We must, step by step, fix the shortcomings in the mechanisms for supporting families with children and expectant families.
Here is a specific example that concerns female military personnel. This has nothing to do with the operation, it just so happened that female military personnel are not included in the insurance system, and the amount was fixed. They are paid a little over 15,000 rubles in childcare allowance for children under 18 months. As of July 1, this injustice must be dealt with. This amount will be more than doubled to slightly over 31,000 rubles precisely for women who hold this insurance policy. I want the Government to implement this proposal and keep a close eye on this issue.
Providing families with housing is a separate issue. As you know, it has been decided to extend for a year – until the end of 2023 – payments of 450,000 rubles for the repayment of mortgage loans for families that had a third child. It is necessary to carry it out.
A family with three, four and more children is a mark of status already. It must have this status in our social consciousness and receive support from the state. This is so because for Russia a large family is a historical tradition. We know this well and it has always been like this in Russia. It is necessary to return to this tradition. It is required by our current development and must take root as a norm, a value for society and a major priority for the state.
A happy thriving family with many children is a basic response to the demographic challenges we are facing. We are no exception in this respect. You know well that all post-industrial countries are having the same problems. We had a good example of successful work in the beginning and middle of the 2000s. Despite natural setbacks, we must meet this demographic challenge and turn the trend positive without fail.

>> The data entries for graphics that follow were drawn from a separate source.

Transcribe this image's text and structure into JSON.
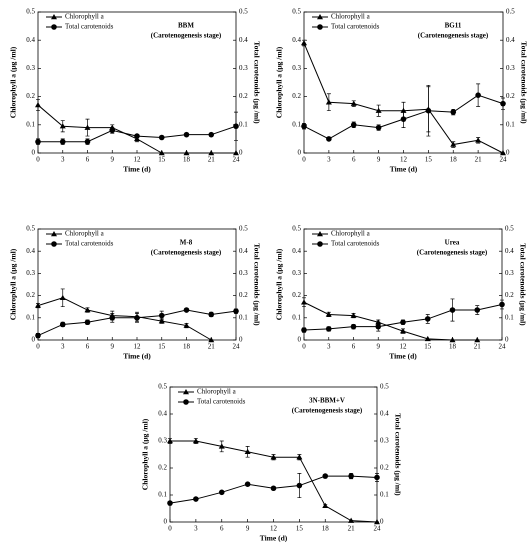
{
  "chart_data": [
    {
      "type": "line",
      "title": "BBM",
      "subtitle": "(Carotenogenesis stage)",
      "x_label": "Time (d)",
      "y_label": "Chlorophyll a  (μg /ml)",
      "y2_label": "Total carotenoids  (μg /ml)",
      "x": [
        0,
        3,
        6,
        9,
        12,
        15,
        18,
        21,
        24
      ],
      "xlim": [
        0,
        24
      ],
      "xticks": [
        0,
        3,
        6,
        9,
        12,
        15,
        18,
        21,
        24
      ],
      "ylim": [
        0,
        0.5
      ],
      "yticks": [
        0,
        0.1,
        0.2,
        0.3,
        0.4,
        0.5
      ],
      "y2lim": [
        0,
        0.5
      ],
      "y2ticks": [
        0,
        0.1,
        0.2,
        0.3,
        0.4,
        0.5
      ],
      "series": [
        {
          "name": "Chlorophyll a",
          "color": "#000000",
          "marker": "triangle",
          "values": [
            0.17,
            0.095,
            0.09,
            0.09,
            0.05,
            0.0,
            0.0,
            0.0,
            0.0
          ],
          "errors": [
            0.02,
            0.02,
            0.03,
            0.01,
            0.01,
            0.0,
            0.0,
            0.0,
            0.0
          ]
        },
        {
          "name": "Total carotenoids",
          "color": "#000000",
          "marker": "circle",
          "axis": "y2",
          "values": [
            0.04,
            0.04,
            0.04,
            0.08,
            0.06,
            0.055,
            0.065,
            0.065,
            0.095
          ],
          "errors": [
            0.01,
            0.01,
            0.01,
            0.01,
            0.005,
            0.005,
            0.005,
            0.005,
            0.05
          ]
        }
      ]
    },
    {
      "type": "line",
      "title": "BG11",
      "subtitle": "(Carotenogenesis stage)",
      "x_label": "Time (d)",
      "y_label": "Chlorophyll a  (μg /ml)",
      "y2_label": "Total carotenoids  (μg /ml)",
      "x": [
        0,
        3,
        6,
        9,
        12,
        15,
        18,
        21,
        24
      ],
      "xlim": [
        0,
        24
      ],
      "xticks": [
        0,
        3,
        6,
        9,
        12,
        15,
        18,
        21,
        24
      ],
      "ylim": [
        0,
        0.5
      ],
      "yticks": [
        0,
        0.1,
        0.2,
        0.3,
        0.4,
        0.5
      ],
      "y2lim": [
        0,
        0.5
      ],
      "y2ticks": [
        0,
        0.1,
        0.2,
        0.3,
        0.4,
        0.5
      ],
      "series": [
        {
          "name": "Chlorophyll a",
          "color": "#000000",
          "marker": "triangle",
          "values": [
            0.39,
            0.18,
            0.175,
            0.15,
            0.15,
            0.155,
            0.03,
            0.045,
            0.0
          ],
          "errors": [
            0.01,
            0.03,
            0.01,
            0.02,
            0.03,
            0.08,
            0.01,
            0.01,
            0.0
          ]
        },
        {
          "name": "Total carotenoids",
          "color": "#000000",
          "marker": "circle",
          "axis": "y2",
          "values": [
            0.095,
            0.05,
            0.1,
            0.09,
            0.12,
            0.15,
            0.145,
            0.205,
            0.175
          ],
          "errors": [
            0.01,
            0.005,
            0.01,
            0.01,
            0.03,
            0.09,
            0.01,
            0.04,
            0.02
          ]
        }
      ]
    },
    {
      "type": "line",
      "title": "M-8",
      "subtitle": "(Carotenogenesis stage)",
      "x_label": "Time (d)",
      "y_label": "Chlorophyll a  (μg /ml)",
      "y2_label": "Total carotenoids  (μg /ml)",
      "x": [
        0,
        3,
        6,
        9,
        12,
        15,
        18,
        21,
        24
      ],
      "xlim": [
        0,
        24
      ],
      "xticks": [
        0,
        3,
        6,
        9,
        12,
        15,
        18,
        21,
        24
      ],
      "ylim": [
        0,
        0.5
      ],
      "yticks": [
        0,
        0.1,
        0.2,
        0.3,
        0.4,
        0.5
      ],
      "y2lim": [
        0,
        0.5
      ],
      "y2ticks": [
        0,
        0.1,
        0.2,
        0.3,
        0.4,
        0.5
      ],
      "series": [
        {
          "name": "Chlorophyll a",
          "color": "#000000",
          "marker": "triangle",
          "values": [
            0.155,
            0.19,
            0.135,
            0.11,
            0.105,
            0.085,
            0.065,
            0.0,
            null
          ],
          "errors": [
            0.01,
            0.04,
            0.01,
            0.02,
            0.02,
            0.01,
            0.01,
            0.0,
            null
          ]
        },
        {
          "name": "Total carotenoids",
          "color": "#000000",
          "marker": "circle",
          "axis": "y2",
          "values": [
            0.02,
            0.07,
            0.08,
            0.1,
            0.1,
            0.11,
            0.135,
            0.115,
            0.13
          ],
          "errors": [
            0.01,
            0.01,
            0.01,
            0.02,
            0.02,
            0.02,
            0.005,
            0.01,
            0.01
          ]
        }
      ]
    },
    {
      "type": "line",
      "title": "Urea",
      "subtitle": "(Carotenogenesis stage)",
      "x_label": "Time (d)",
      "y_label": "Chlorophyll a  (μg /ml)",
      "y2_label": "Total carotenoids  (μg /ml)",
      "x": [
        0,
        3,
        6,
        9,
        12,
        15,
        18,
        21,
        24
      ],
      "xlim": [
        0,
        24
      ],
      "xticks": [
        0,
        3,
        6,
        9,
        12,
        15,
        18,
        21,
        24
      ],
      "ylim": [
        0,
        0.5
      ],
      "yticks": [
        0,
        0.1,
        0.2,
        0.3,
        0.4,
        0.5
      ],
      "y2lim": [
        0,
        0.5
      ],
      "y2ticks": [
        0,
        0.1,
        0.2,
        0.3,
        0.4,
        0.5
      ],
      "series": [
        {
          "name": "Chlorophyll a",
          "color": "#000000",
          "marker": "triangle",
          "values": [
            0.17,
            0.115,
            0.11,
            0.08,
            0.04,
            0.005,
            0.0,
            0.0,
            null
          ],
          "errors": [
            0.02,
            0.01,
            0.01,
            0.01,
            0.01,
            0.0,
            0.0,
            0.0,
            null
          ]
        },
        {
          "name": "Total carotenoids",
          "color": "#000000",
          "marker": "circle",
          "axis": "y2",
          "values": [
            0.045,
            0.05,
            0.06,
            0.06,
            0.08,
            0.095,
            0.135,
            0.135,
            0.16
          ],
          "errors": [
            0.01,
            0.01,
            0.01,
            0.02,
            0.01,
            0.02,
            0.05,
            0.02,
            0.02
          ]
        }
      ]
    },
    {
      "type": "line",
      "title": "3N-BBM+V",
      "subtitle": "(Carotenogenesis stage)",
      "x_label": "Time (d)",
      "y_label": "Chlorophyll a  (μg /ml)",
      "y2_label": "Total carotenoids  (μg /ml)",
      "x": [
        0,
        3,
        6,
        9,
        12,
        15,
        18,
        21,
        24
      ],
      "xlim": [
        0,
        24
      ],
      "xticks": [
        0,
        3,
        6,
        9,
        12,
        15,
        18,
        21,
        24
      ],
      "ylim": [
        0,
        0.5
      ],
      "yticks": [
        0,
        0.1,
        0.2,
        0.3,
        0.4,
        0.5
      ],
      "y2lim": [
        0,
        0.5
      ],
      "y2ticks": [
        0,
        0.1,
        0.2,
        0.3,
        0.4,
        0.5
      ],
      "series": [
        {
          "name": "Chlorophyll a",
          "color": "#000000",
          "marker": "triangle",
          "values": [
            0.3,
            0.3,
            0.28,
            0.26,
            0.24,
            0.24,
            0.06,
            0.005,
            0.0
          ],
          "errors": [
            0.01,
            0.01,
            0.02,
            0.02,
            0.01,
            0.01,
            0.005,
            0.0,
            0.0
          ]
        },
        {
          "name": "Total carotenoids",
          "color": "#000000",
          "marker": "circle",
          "axis": "y2",
          "values": [
            0.07,
            0.085,
            0.11,
            0.14,
            0.125,
            0.135,
            0.17,
            0.17,
            0.165
          ],
          "errors": [
            0.005,
            0.005,
            0.005,
            0.005,
            0.005,
            0.045,
            0.005,
            0.01,
            0.015
          ]
        }
      ]
    }
  ]
}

I would like to note that many regions of the Federation have amassed very good experience working with large families. In this context, I would like to ask the State Council Commission on Social Policy to summarise in cooperation with the Agency for Strategic Initiative the best practices of the regions and submit their proposals for their dissemination and introduction at the federal level.
Colleagues, at the seminar with Government representatives, you discussed in detail social support measures. Let us summarise them. I will listen to your ideas and proposals with pleasure.